ああ、いつの日か、フランツとか、キャリエールとか、ジョン卿とか、そういうステキなおじさま役を演じられるような上級生になってほしい~~っっ!!
……別に準主役格じゃなくてもいいんです。ハワードもステキだし、立さんがよく振られていたような役を、ぜひ!(はぁと)。




大くん(スチュワート/大和悠河)は、とってもキャラが合っていて良かった!!等身大の現代っ子はよく似合いますね。タニちゃんの衣装を全部着こなしたのはさすが!!(感心)
そして、「おにいちゃん」らしい優しさがあって、キャサリンにも、マギーにも、ローズマリーにもすごく深い愛が感じられたのが良かったです。特に、後半のマギーからの電話でのやりとりや、ママとの会話に篭められた愛情がすごく好き。それと、本公演ではパパ役を演じているせいか、「家族の傷」の場面の重みを強く感じました。
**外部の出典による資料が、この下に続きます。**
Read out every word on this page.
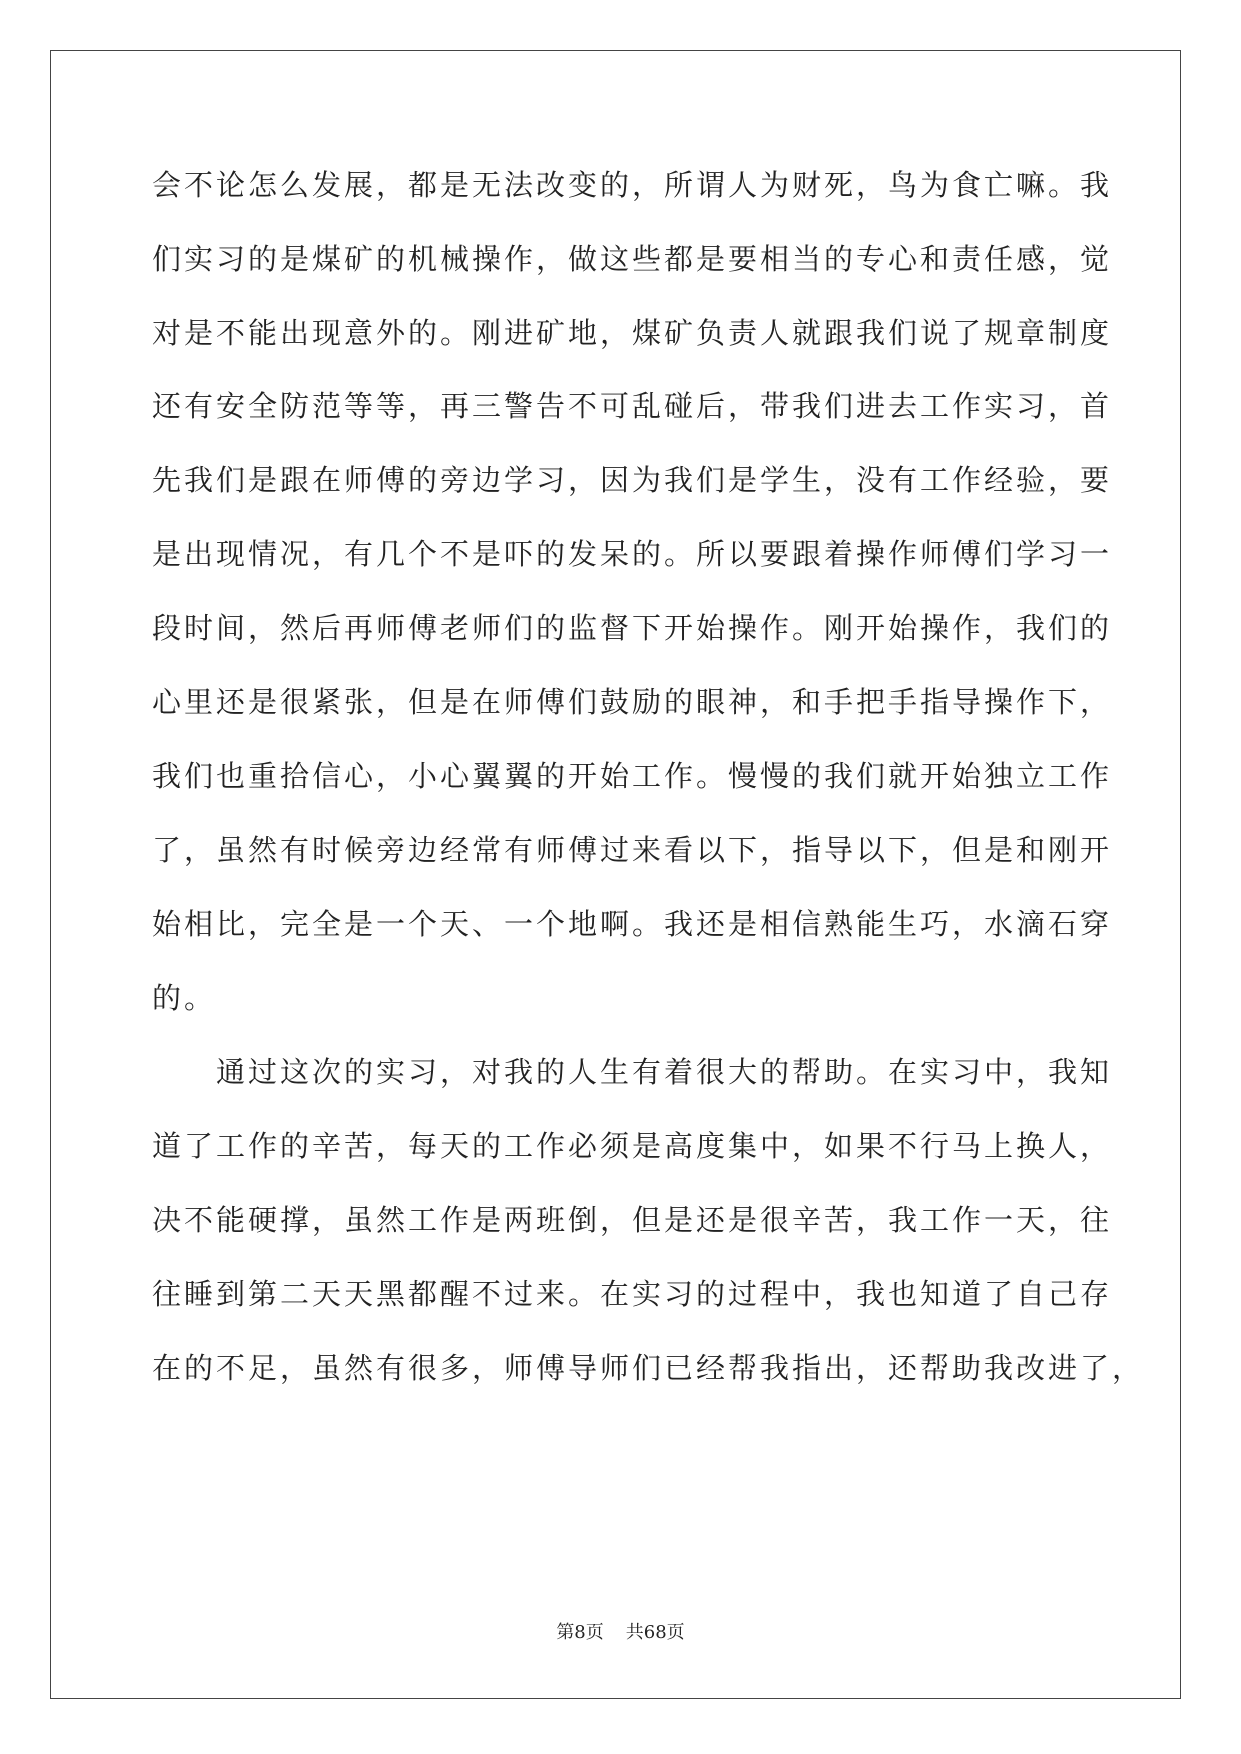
会不论怎么发展，都是无法改变的，所谓人为财死，鸟为食亡嘛。我
们实习的是煤矿的机械操作，做这些都是要相当的专心和责任感，觉
对是不能出现意外的。刚进矿地，煤矿负责人就跟我们说了规章制度
还有安全防范等等，再三警告不可乱碰后，带我们进去工作实习，首
先我们是跟在师傅的旁边学习，因为我们是学生，没有工作经验，要
是出现情况，有几个不是吓的发呆的。所以要跟着操作师傅们学习一
段时间，然后再师傅老师们的监督下开始操作。刚开始操作，我们的
心里还是很紧张，但是在师傅们鼓励的眼神，和手把手指导操作下，
我们也重拾信心，小心翼翼的开始工作。慢慢的我们就开始独立工作
了，虽然有时候旁边经常有师傅过来看以下，指导以下，但是和刚开
始相比，完全是一个天、一个地啊。我还是相信熟能生巧，水滴石穿
的。
　　通过这次的实习，对我的人生有着很大的帮助。在实习中，我知
道了工作的辛苦，每天的工作必须是高度集中，如果不行马上换人，
决不能硬撑，虽然工作是两班倒，但是还是很辛苦，我工作一天，往
往睡到第二天天黑都醒不过来。在实习的过程中，我也知道了自己存
在的不足，虽然有很多，师傅导师们已经帮我指出，还帮助我改进了，
第8页 共68页
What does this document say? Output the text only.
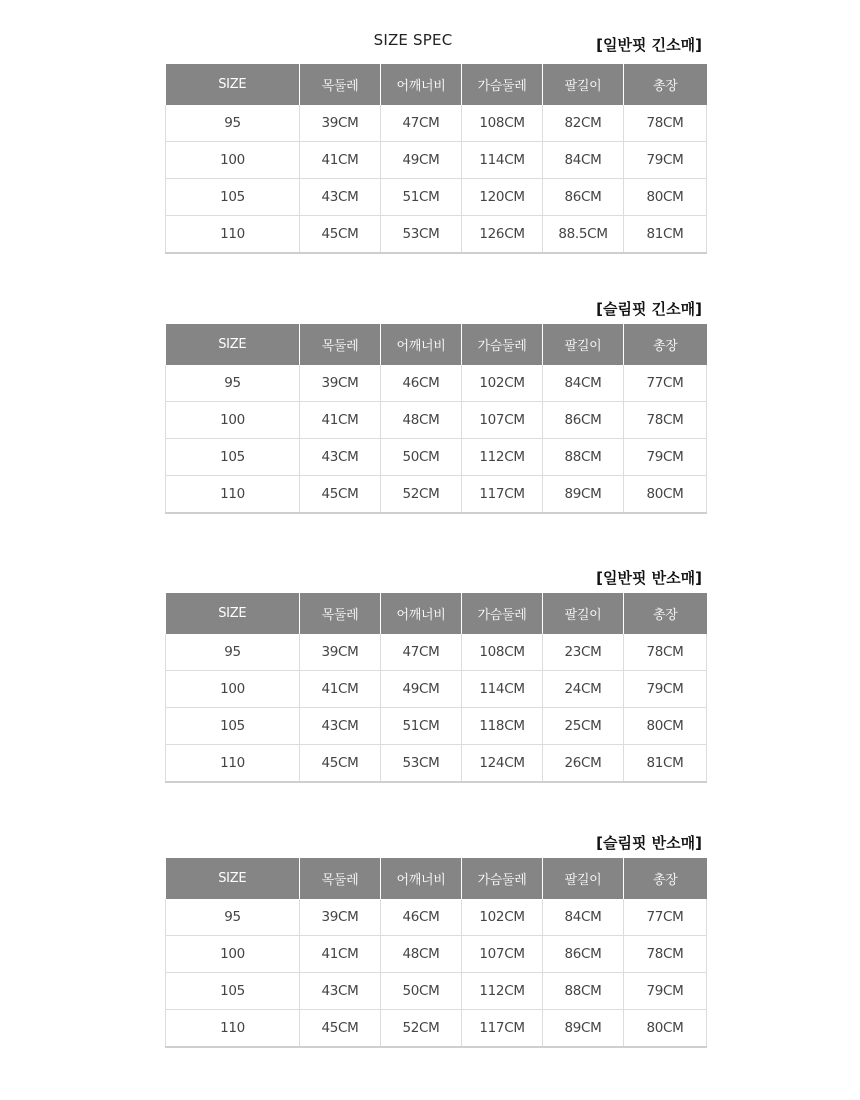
SIZE SPEC	[일반핏 긴소매]
SIZE	목둘레	어깨너비	가슴둘레	팔길이	총장
95	39CM	47CM	108CM	82CM	78CM
100	41CM	49CM	114CM	84CM	79CM
105	43CM	51CM	120CM	86CM	80CM
110	45CM	53CM	126CM	88.5CM	81CM
[슬림핏 긴소매]
SIZE	목둘레	어깨너비	가슴둘레	팔길이	총장
95	39CM	46CM	102CM	84CM	77CM
100	41CM	48CM	107CM	86CM	78CM
105	43CM	50CM	112CM	88CM	79CM
110	45CM	52CM	117CM	89CM	80CM
[일반핏 반소매]
SIZE	목둘레	어깨너비	가슴둘레	팔길이	총장
95	39CM	47CM	108CM	23CM	78CM
100	41CM	49CM	114CM	24CM	79CM
105	43CM	51CM	118CM	25CM	80CM
110	45CM	53CM	124CM	26CM	81CM
[슬림핏 반소매]
SIZE	목둘레	어깨너비	가슴둘레	팔길이	총장
95	39CM	46CM	102CM	84CM	77CM
100	41CM	48CM	107CM	86CM	78CM
105	43CM	50CM	112CM	88CM	79CM
110	45CM	52CM	117CM	89CM	80CM
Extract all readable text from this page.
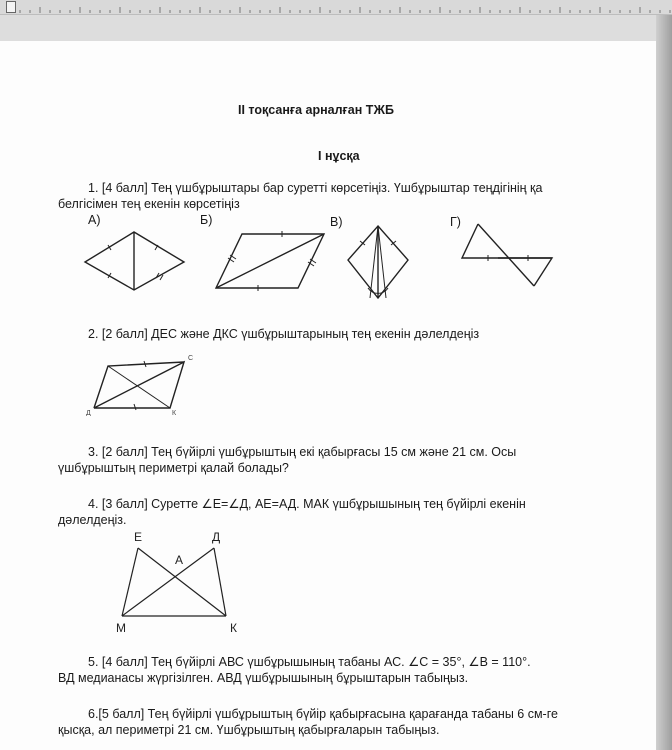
ІІ тоқсанға арналған ТЖБ
І нұсқа
1. [4 балл] Тең үшбұрыштары бар суретті көрсетіңіз. Үшбұрыштар теңдігінің қа
белгісімен тең екенін көрсетіңіз
А)	Б)	В)	Г)
2. [2 балл] ДЕС және ДКС үшбұрыштарының тең екенін дәлелдеңіз
С
Д	К
3. [2 балл] Тең бүйірлі үшбұрыштың екі қабырғасы 15 см және 21 см. Осы
үшбұрыштың периметрі қалай болады?
4. [3 балл] Суретте ∠Е=∠Д, АЕ=АД. МАК үшбұрышының тең бүйірлі екенін
дәлелдеңіз.
Е	Д
А
М	К
5. [4 балл] Тең бүйірлі АВС үшбұрышының табаны АС. ∠С = 35°, ∠В = 110°.
ВД медианасы жүргізілген. АВД үшбұрышының бұрыштарын табыңыз.
6.[5 балл] Тең бүйірлі үшбұрыштың бүйір қабырғасына қарағанда табаны 6 см-ге
қысқа, ал периметрі 21 см. Үшбұрыштың қабырғаларын табыңыз.
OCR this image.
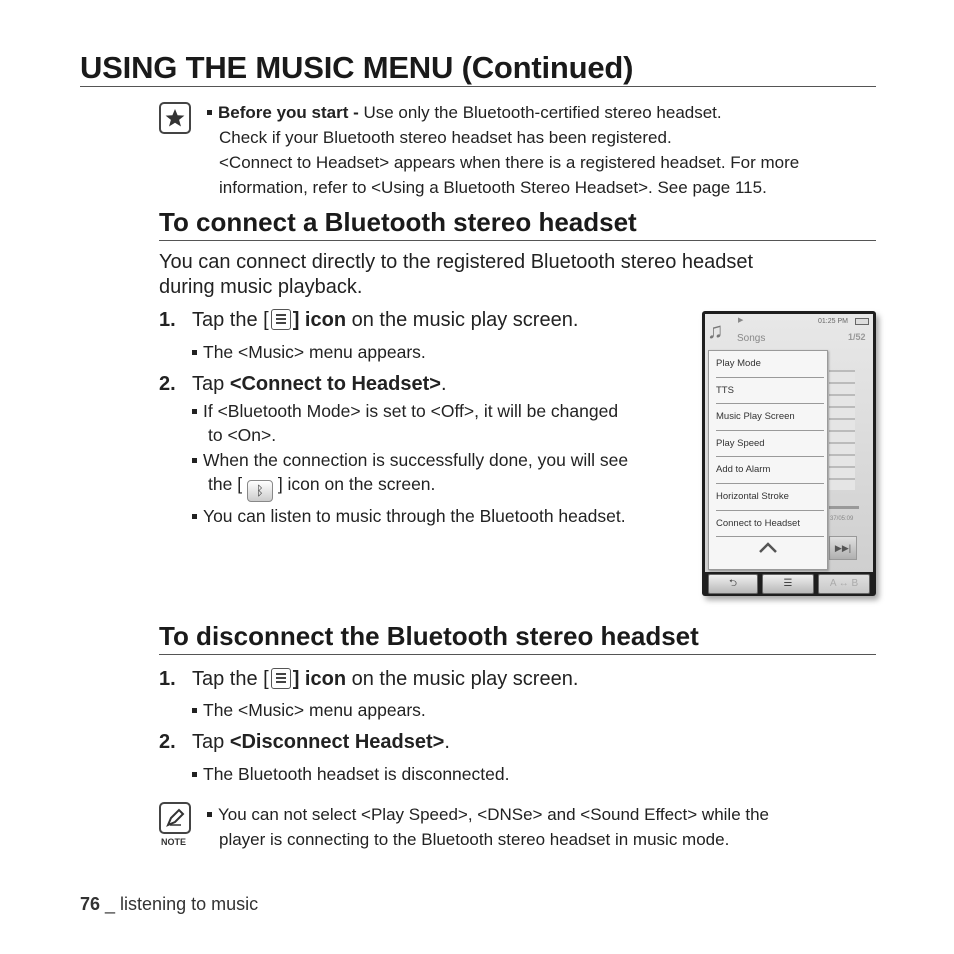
USING THE MUSIC MENU (Continued)
Before you start - Use only the Bluetooth-certified stereo headset.
Check if your Bluetooth stereo headset has been registered.
<Connect to Headset> appears when there is a registered headset. For more
information, refer to <Using a Bluetooth Stereo Headset>. See page 115.
To connect a Bluetooth stereo headset
You can connect directly to the registered Bluetooth stereo headset
during music playback.
1. Tap the [ ] icon on the music play screen.
The <Music> menu appears.
2. Tap <Connect to Headset>.
If <Bluetooth Mode> is set to <Off>, it will be changed
to <On>.
When the connection is successfully done, you will see
the [ ᛒ ] icon on the screen.
You can listen to music through the Bluetooth headset.
♫ ▶	01:25 PM
Songs	1/52
37/05:09
▶▶|
Play Mode
TTS
Music Play Screen
Play Speed
Add to Alarm
Horizontal Stroke
Connect to Headset
⮌	☰	A ↔ B
To disconnect the Bluetooth stereo headset
1. Tap the [ ] icon on the music play screen.
The <Music> menu appears.
2. Tap <Disconnect Headset>.
The Bluetooth headset is disconnected.
NOTE
You can not select <Play Speed>, <DNSe> and <Sound Effect> while the
player is connecting to the Bluetooth stereo headset in music mode.
76 _ listening to music
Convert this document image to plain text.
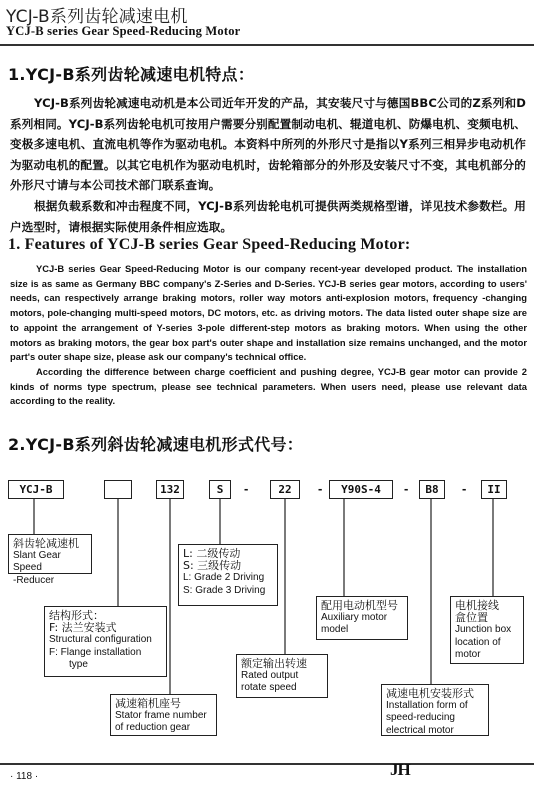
YCJ-B系列齿轮减速电机
YCJ-B series Gear Speed-Reducing Motor
1.YCJ-B系列齿轮减速电机特点：

YCJ-B系列齿轮减速电动机是本公司近年开发的产品，其安装尺寸与德国BBC公司的Z系列和D系列相同。YCJ-B系列齿轮电机可按用户需要分别配置制动电机、辊道电机、防爆电机、变频电机、变极多速电机、直流电机等作为驱动电机。本资料中所列的外形尺寸是指以Y系列三相异步电动机作为驱动电机的配置。以其它电机作为驱动电机时，齿轮箱部分的外形及安装尺寸不变，其电机部分的外形尺寸请与本公司技术部门联系查询。

根据负载系数和冲击程度不同，YCJ-B系列齿轮电机可提供两类规格型谱，详见技术参数栏。用户选型时，请根据实际使用条件相应选取。

1. Features of YCJ-B series Gear Speed-Reducing Motor:

YCJ-B series Gear Speed-Reducing Motor is our company recent-year developed product. The installation size is as same as Germany BBC company's Z-Series and D-Series. YCJ-B series gear motors, according to users' needs, can respectively arrange braking motors, roller way motors anti-explosion motors, frequency -changing motors, pole-changing multi-speed motors, DC motors, etc. as driving motors. The data listed outer shape size are to appoint the arrangement of Y-series 3-pole different-step motors as braking motors. When using the other motors as braking motors, the gear box part's outer shape and installation size remains unchanged, and the motor part's outer shape size, please ask our company's technical office.

According the difference between charge coefficient and pushing degree, YCJ-B gear motor can provide 2 kinds of norms type spectrum, please see technical parameters. When users need, please use relevant data according to the reality.

2.YCJ-B系列斜齿轮减速电机形式代号：
YCJ-B	132	S	-	22	-	Y90S-4	-	B8	-	II
斜齿轮减速机
Slant Gear Speed
-Reducer
结构形式：
F: 法兰安装式
Structural configuration
F: Flange installation
type
减速箱机座号
Stator frame number
of reduction gear
L: 二级传动
S: 三级传动
L: Grade 2 Driving
S: Grade 3 Driving
额定输出转速
Rated output
rotate speed
配用电动机型号
Auxiliary motor
model
减速电机安装形式
Installation form of
speed-reducing
electrical motor
电机接线
盒位置
Junction box
location of
motor
· 118 ·	JH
いろいろ考えたでしょうねぇ、きっと。
あのパパ役がすごく好きだったので、なんだか嬉しかったです。

あと、やっぱり私はこの人の声が好きなんだなあ……(しみじみ)。ちゃんと“若い男”の声なんですよね(*^ ^*)。あれだけの容姿と声に恵まれて、芝居も素直で決して悪くない(滑舌は悪いけど…^ ^;;;)。劇団が使いたがるのも解るなあと思いました。

だからこそ、本当に本当にお願いだから歌だけはどうかお願い、、、、と、祈る思い(T T)。
台詞の声はあんなに甘いのに、歌いだすと硬くキンキンするのは、苦手意識があるからなんでしょうねぇ…。緊張で肩に力が入って、呼吸が浅くなる。腹にチカラを入れているつもりで、腕とか顔が固くなってるだけ。あれだけ良い声なんだから、台詞の声のまま歌ってくれれば、音程が多少外れてたって全然気にならないかもしれないのに……(T T)。




花露さん(エヴァ/鈴奈沙也)は、相変わらず危険な香りが漂ってステキでした☆本役の鈴奈さんは「遣り手」って感じの有能さでしたが、花露さんは「デキる女」って感じ(←違いがよくわかんないけど…)。
美人で声が強くて目が効く。花露さんが新公卒業して、宙組のイイオンナ枠はますます熾烈な争いになりそうですね☆




綾音らいらさんは、ローズマリーをじっと見守るメイ(彩苑ゆき)。「エリザベート」でいうスターレイみたいな役ですが、控えめな佇まいなのに意外と存在感があるところが良かったです。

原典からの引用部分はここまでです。